As it happens, i am searching for someone probably older than 25, possibly a good reason being that finding a real female Domme under that age is unlikely. The other annoying thing though, is that when i do meet someone one genuine, i can tell that they are half expecting me to be fake, which means that they are cagey and want hardcore proof that i am fem before we proceed. This then makes me feel as though I am being tested. Its not good.

I especially think that this age group of 18-25 will be the group most plagued by the "fakes" because if i was a man wanting to "pretend to be a woman" then I would probably choose a slim blonde 19 year old profile to a 56 year old, bit-chubby-round-the-edges-with-lots-of-wrinkles kinda profile. This is purely for the logical reason that the young 19 year old will get more hits and more interest.

I think this is a real shame because it makes using the site a difficult and often frustrating system to use.

There is a website which I have used before for swinging purposes, which I thought had a brilliant system in place. All profiles on there that were either a couple with a female or just a female on their own had to call a free phone number and give details over the phone such as their username on the site, their password and their email address. This was then verified that the female does "exist". I noticed that any profiles where the female had not been "verified" were ignored and got hardly any hits at all. The result of this meant that you could message people and chat to people feeling 99.9% safe in the knowledge that the female was present. This also scared off the fakes, because they knew they would have no luck on a site like that which had such a system in place.

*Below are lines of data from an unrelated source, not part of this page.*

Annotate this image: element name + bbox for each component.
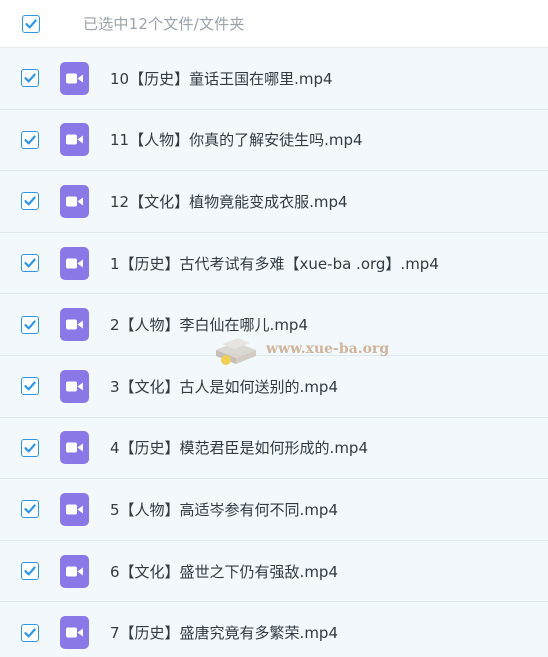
file-checkbox[interactable]	[21, 562, 39, 581]
video-icon	[60, 61, 89, 95]
file-checkbox[interactable]	[21, 69, 39, 88]
checkmark-icon	[24, 258, 36, 268]
video-icon	[60, 246, 89, 280]
file-row[interactable]: 11【人物】你真的了解安徒生吗.mp4	[0, 109, 548, 172]
video-icon	[60, 184, 89, 218]
video-icon	[60, 369, 89, 403]
file-list: 10【历史】童话王国在哪里.mp4 11【人物】你真的了解安徒生吗.mp4 12【文…	[0, 48, 548, 657]
file-row[interactable]: 10【历史】童话王国在哪里.mp4	[0, 48, 548, 110]
checkmark-icon	[24, 135, 36, 145]
video-icon	[60, 492, 89, 526]
file-selection-panel: 已选中12个文件/文件夹 10【历史】童话王国在哪里.mp4 11【人物】你真的了…	[0, 0, 548, 657]
select-all-checkbox[interactable]	[22, 14, 40, 33]
file-name: 3【文化】古人是如何送别的.mp4	[110, 377, 338, 396]
file-row[interactable]: 3【文化】古人是如何送别的.mp4	[0, 355, 548, 418]
checkmark-icon	[24, 73, 36, 83]
video-icon	[60, 308, 89, 342]
checkmark-icon	[24, 196, 36, 206]
file-checkbox[interactable]	[21, 623, 39, 642]
file-name: 11【人物】你真的了解安徒生吗.mp4	[110, 131, 363, 150]
selection-header: 已选中12个文件/文件夹	[0, 0, 548, 48]
file-checkbox[interactable]	[21, 377, 39, 396]
checkmark-icon	[24, 320, 36, 330]
file-name: 1【历史】古代考试有多难【xue-ba .org】.mp4	[110, 254, 439, 273]
file-checkbox[interactable]	[21, 130, 39, 149]
file-row[interactable]: 12【文化】植物竟能变成衣服.mp4	[0, 171, 548, 233]
video-icon	[60, 616, 89, 650]
file-checkbox[interactable]	[21, 192, 39, 211]
video-icon	[60, 554, 89, 588]
file-name: 5【人物】高适岑参有何不同.mp4	[110, 500, 338, 519]
file-checkbox[interactable]	[21, 315, 39, 334]
file-name: 12【文化】植物竟能变成衣服.mp4	[110, 192, 348, 211]
checkmark-icon	[24, 443, 36, 453]
file-row[interactable]: 6【文化】盛世之下仍有强敌.mp4	[0, 540, 548, 603]
file-row[interactable]: 1【历史】古代考试有多难【xue-ba .org】.mp4	[0, 232, 548, 295]
file-row[interactable]: 7【历史】盛唐究竟有多繁荣.mp4	[0, 602, 548, 657]
checkmark-icon	[24, 628, 36, 638]
file-name: 2【人物】李白仙在哪儿.mp4	[110, 316, 308, 335]
file-row[interactable]: 2【人物】李白仙在哪儿.mp4	[0, 294, 548, 356]
file-checkbox[interactable]	[21, 254, 39, 273]
checkmark-icon	[24, 566, 36, 576]
checkmark-icon	[24, 381, 36, 391]
file-row[interactable]: 5【人物】高适岑参有何不同.mp4	[0, 479, 548, 541]
checkmark-icon	[25, 19, 37, 28]
file-name: 10【历史】童话王国在哪里.mp4	[110, 69, 333, 88]
video-icon	[60, 431, 89, 465]
file-name: 7【历史】盛唐究竟有多繁荣.mp4	[110, 624, 338, 643]
file-name: 6【文化】盛世之下仍有强敌.mp4	[110, 562, 338, 581]
file-name: 4【历史】模范君臣是如何形成的.mp4	[110, 439, 368, 458]
video-icon	[60, 123, 89, 157]
selection-count-text: 已选中12个文件/文件夹	[83, 15, 245, 33]
file-row[interactable]: 4【历史】模范君臣是如何形成的.mp4	[0, 417, 548, 480]
checkmark-icon	[24, 504, 36, 514]
file-checkbox[interactable]	[21, 500, 39, 519]
file-checkbox[interactable]	[21, 438, 39, 457]
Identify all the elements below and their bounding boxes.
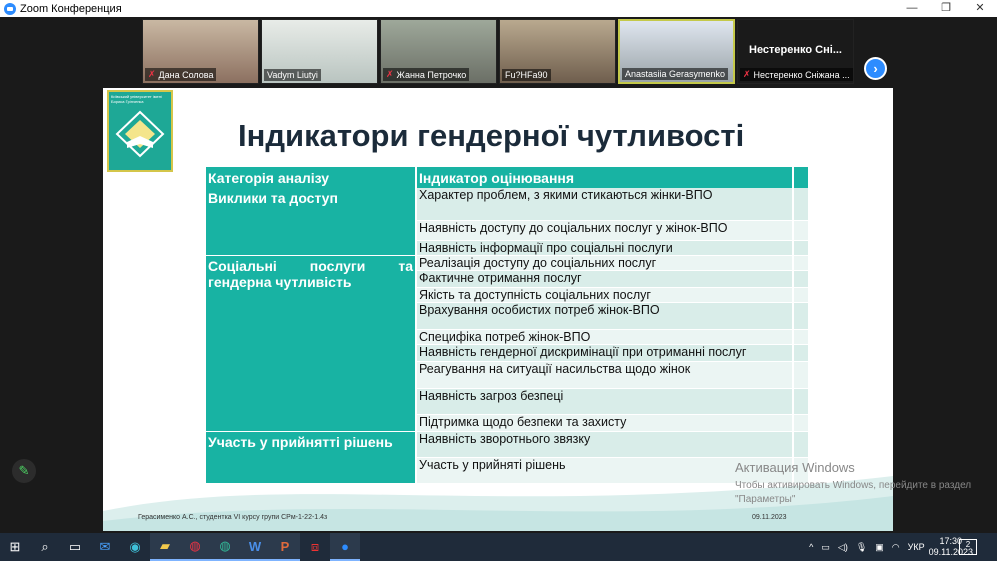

I think if Collarme were to introduce such a sysytem, profile numbers would probably halve, but at least we would all know that we were dealing with genuine people.

Submissively,
Jess xxx




LTRsubNW -> RE: Why is it so hard to find genuine sub females under 25? (1/17/2007 6:29:27 PM)

quote:

ORIGINAL: Archer

Well lets look at the math here.
20% of population is into BDSM to some extent (Different Loving)
of that lets assume half male half female (you are now looking at 10% of the entire population)
Of that the average age of people getting into the lifestyle for women is about 27 (AGain Different Loving) so bell curve that out and you now have limited the potential matches to about 2% of the population
Further limit it just for grins 50/50 Dom/ Sub and you have 1%
Further limit it to those compatable with you on intensity level and you are at 0.2% of the population

In case you don't see where this is going, it's tough to find a partner who matches well.
The more qualifiers you add the further the pool is reduced.



Fuck that shit...he's young, he'll eventually figure this shit out, and besides...he's got more time than me.

Show me the math that's gonna work in the favor of a 48 year old single dude!